La máquina de Macedonio es un proyecto sobre la construcción del relato, su polisemia y su mecanismo de ficcionalización. Dos sucesos se toman como punto de partida: la historia de una máquina parlante capaz de generar historias a partir de la transformación de otras precedentes y la costumbre, propia de una comunidad de tradición oral, de relatar cada día lo que se sueña la noche anterior con la intención de afectar, con su interpretación, el día a día y la cosmovisión de la comunidad.
El proyecto comienza después de una estancia en Maracaibo, territorio cercano a La Guajira, donde la artista pudo entrar en contacto con una comunidad indígena que se extiende entre Colombia y Venezuela: los wayúu o guajiros, que habitan desde épocas precolombinas este territorio, donde han logrado mantener su lengua y muchas de sus costumbres y manifestaciones culturales, transmitidas oralmente hasta el día de hoy. En esta comunidad, son los más ancianos quienes dominan el arte de contar historias e interpretar los sueños, habilidad que concuerda con la destreza en el manejo de su artesanía textil.

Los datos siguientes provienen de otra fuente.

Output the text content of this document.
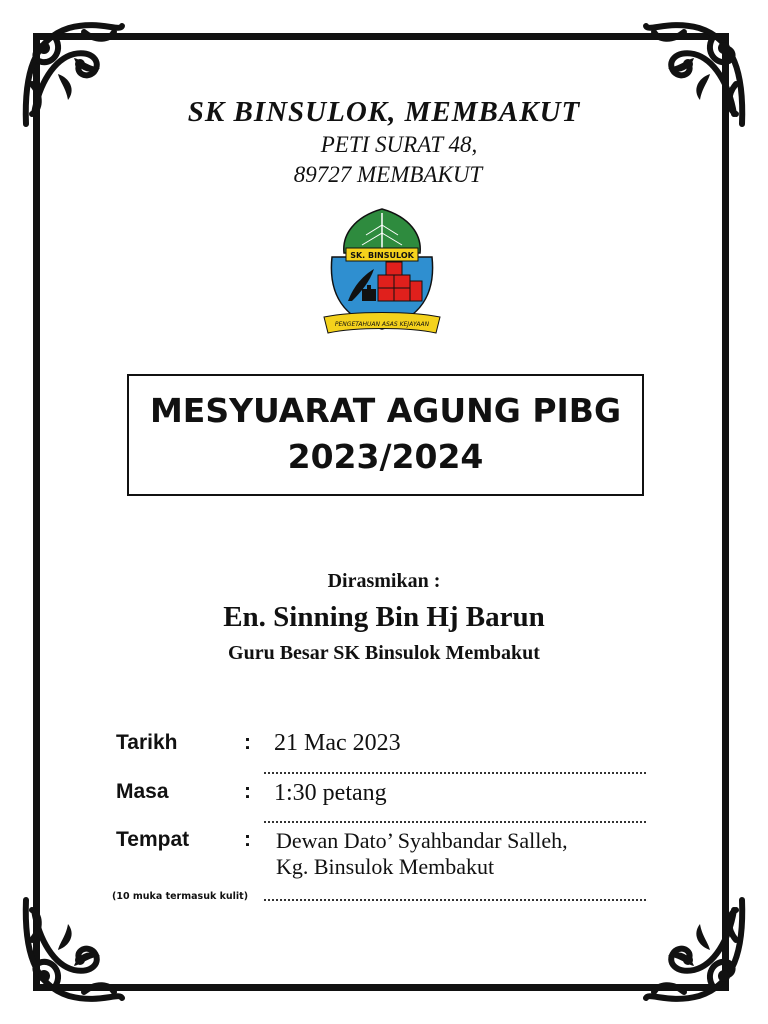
SK BINSULOK, MEMBAKUT
PETI SURAT 48,
89727 MEMBAKUT
SK. BINSULOK
PENGETAHUAN ASAS KEJAYAAN
MESYUARAT AGUNG PIBG
2023/2024
Dirasmikan :
En. Sinning Bin Hj Barun
Guru Besar SK Binsulok Membakut
Tarikh	: 21 Mac 2023
Masa	: 1:30 petang
Tempat	: Dewan Dato’ Syahbandar Salleh,
Kg. Binsulok Membakut
(10 muka termasuk kulit)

Ésta se materializa en piezas donde los encuentros entre la urdimbre y la trama hilan las formas de entender el mundo de la comunidad. Aquí los sueños se sueñan, pero también se cuentan y se tejen saberes. La investigación de Cristina Mejías parte de su interés por esta comunidad de tradición oral y toma su título de la novela de Ricardo Piglia La ciudad ausente, donde se narra la existencia de la máquina de Macedonio, un artefacto parlante, transformador y contenedor de historias recluido en un museo que, a su vez, alberga los objetos físicos que forman parte de la trama de las historias relatadas por la máquina, convirtiendo así el propio museo en una novela.
Durante su experiencia en La Guajira, tras un periodo de diálogo e investigación junto a la comunidad wayúu de Yaguasiru, la artista propuso la realización de una pieza textil en la que se fijó un patrón de trabajo distinto de la práctica habitual: la pieza fue manufacturada por las manos de miembros de la comunidad pertenecientes a diferentes generaciones y según unos parámetros acordados de producción y retribución comunitaria.
“Relacionar” y “relatar” comparten una misma raíz que hace referencia a traer, enlazar o visualizar algo de nuevo. De ahí que ambas acciones nunca ocurran del mismo modo, haciendo imposible la existencia de un único relato, de un único sueño y de una única relación. Estableciendo una relación entre la máquina de Macedonio creada por Piglia, que encarna las teorías novelísticas de Macedonio Fernández, y la creación de los relatos wayúu, originados desde las claves del sueño, este proyecto reflexiona sobre la construcción narrativa y la imposibilidad de un relato unívoco, ya que la lectura estaría compuesta de imprevistos, encuentros fortuitos, distracciones y saltos espacio-temporales, donde un relato visible esconde un relato secreto, narrado de un modo elíptico y fragmentario.